Nach einer höchstrichterlichen Entscheidung des Bundesarbeitsgerichtes vom April 1965 muss „eine besondere Leistung des Arbeitnehmers, insbesondere eine Leistung schöpferischer Art, die über die übliche Arbeitsleistung hinausgeht“ gesondert vergütet werden, wenn sie dem Arbeitgeber einen nicht unerheblichen Vorteil bringt.
Die Details werden in der Regel in Betriebsvereinbarungen festgelegt. FuE-Mitarbeitern zahlen die meisten Unternehmen aber keine Prämie, auch leitende Angestellte gehören üblicherweise nicht zum Kreis der Prämienempfänger.
Nicht unter das Betriebliche Vorschlagswesen fallen Patente und gebrauchsmusterfähige Erfindungen. Sie werden im Arbeitnehmererfindungsgesetz geregelt.
Die umgesetzten Verbesserungsvorschläge zahlten sich für die Unternehmen in Cent und Euro aus. Allein die Automobilhersteller Audi, Daimler und BMW sparten 2014 durch gutes Ideenmanagement über 170 Mio. € ein. Doch auch für die Ideengeber lohnt sich das Grübeln. Üblicherweise werden 10 % bis 30 % der Ergebnisverbesserungen oder Einsparungen im ersten vollen Umsetzungsjahr als Prämie gezahlt.
In der Automobilzulieferindustrie und bei den Energieversorgern wurden die besten Ideen mit bis zu 150 000 € prämiert. Auch beim Chemiekonzern BASF machten sich die guten Ideen der Mitarbeiter bezahlt. Von 41 000 Vorschlägen wurden weltweit mehr als 23 000 umgesetzt, 6700 davon am Standort Ludwigshafen. BASF zahlte dafür Prämien in Gesamthöhe von 3,7 Mio. €.

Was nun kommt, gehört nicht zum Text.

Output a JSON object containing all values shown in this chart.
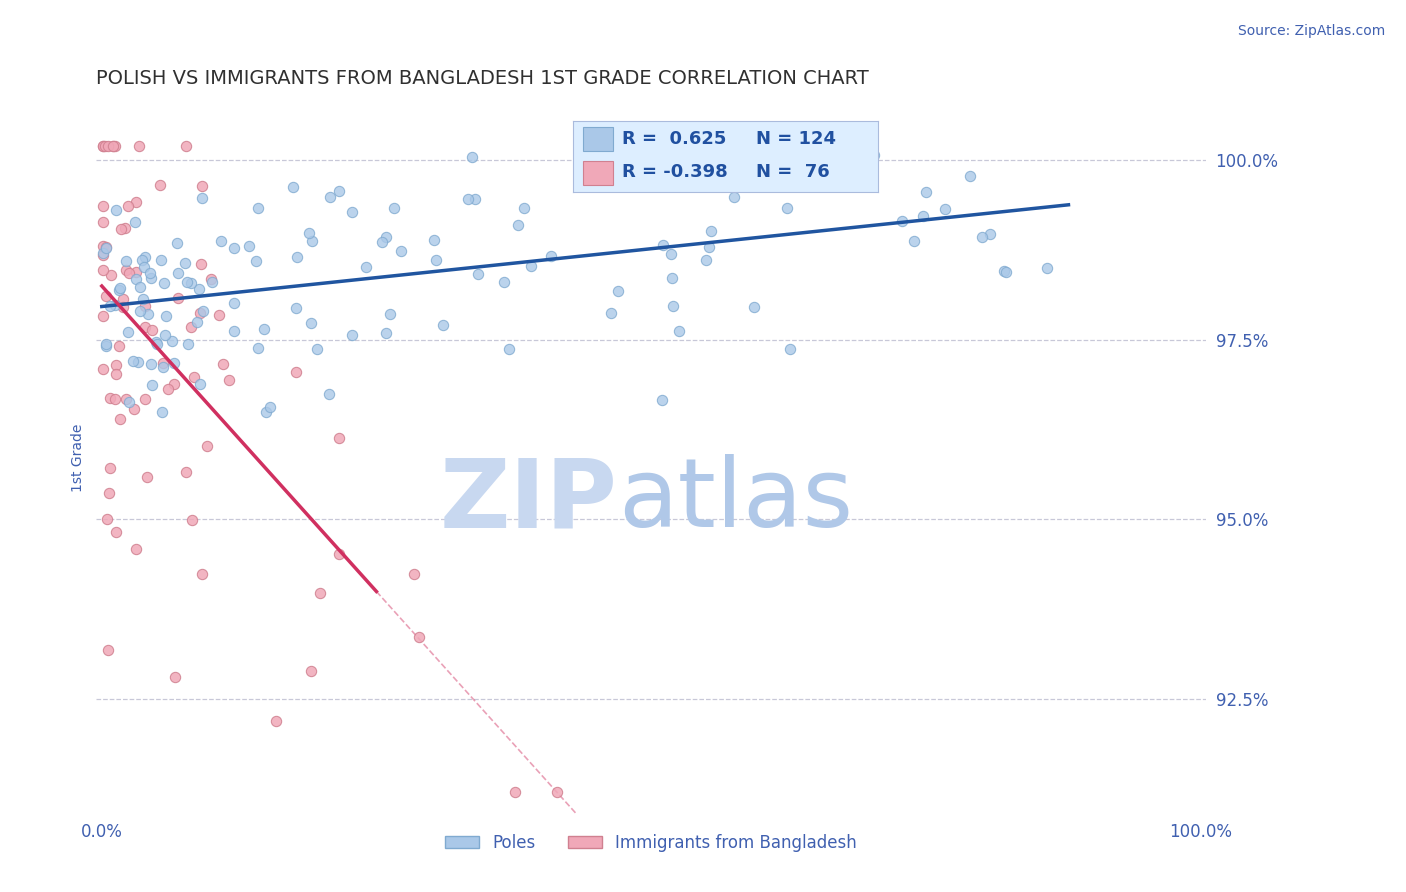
{
  "title": "POLISH VS IMMIGRANTS FROM BANGLADESH 1ST GRADE CORRELATION CHART",
  "source_text": "Source: ZipAtlas.com",
  "ylabel": "1st Grade",
  "x_min": 0.0,
  "x_max": 1.0,
  "y_min": 0.909,
  "y_max": 1.008,
  "yticks": [
    0.925,
    0.95,
    0.975,
    1.0
  ],
  "ytick_labels": [
    "92.5%",
    "95.0%",
    "97.5%",
    "100.0%"
  ],
  "xticks": [
    0.0,
    1.0
  ],
  "xtick_labels": [
    "0.0%",
    "100.0%"
  ],
  "blue_R": 0.625,
  "blue_N": 124,
  "pink_R": -0.398,
  "pink_N": 76,
  "blue_color": "#aac8e8",
  "blue_edge": "#80aad0",
  "blue_line_color": "#2055a0",
  "pink_color": "#f0a8b8",
  "pink_edge": "#d08090",
  "pink_line_color": "#d03060",
  "title_color": "#303030",
  "axis_color": "#4060b0",
  "grid_color": "#c8c8d8",
  "watermark_zip_color": "#c8d8f0",
  "watermark_atlas_color": "#b0c8e8",
  "legend_box_color": "#ddeeff",
  "legend_border_color": "#aabbdd",
  "legend_text_color": "#2050a0",
  "marker_size": 55
}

Beim Blick auf die Branchen fällt auf, dass die metallverarbeitende Industrie mit großem Abstand die meisten Verbesserungsvorschläge je 100 Mitarbeiter erzielt. Es folgen die Elektroindustrie sowie der Maschinen- und Anlagenbau. Interessanterweise erhalten die Automobilzulieferer mehr als doppelt so viele Verbesserungsvorschläge wie die Fahrzeughersteller.
Besonders beeindruckend ist die Bilanz des Betrieblichen Vorschlagswesens bei Bosch. Von 2004 bis 2014 sparte das Technologie- und Dienstleistungsunternehmen allein in Deutschland durch Verbesserungsvorschläge rund 395 Mio. € ein. 2014 wurden Prämien in Höhe von 7,7 Mio. € ausgeschüttet. Die Gießerei-Mitarbeiter Ferdinand Schneider und Xhafer Istrefi im Geschäftsbereich Drive and Control Technology schossen dabei mit einer Einzelprämie von 150 000 € den Vogel ab. Sie hatten sich über dauernde Verstopfungen in einem Rohr, durch das flüssiger Stahl fließt, geärgert. Die häufigen Ausfälle verzögerten die weitere Verarbeitung des Stahls, bis die beiden darauf kamen, das Rohr einfach und kostengünstig mit Sauerstoff zu reinigen. „Als wir beim Ausprobieren merkten, dass sich die Produktionszahlen verbesserten, reichten wir unsere Idee als Verbesserungsvorschlag ein“, erinnert sich Xhafer Istrefi.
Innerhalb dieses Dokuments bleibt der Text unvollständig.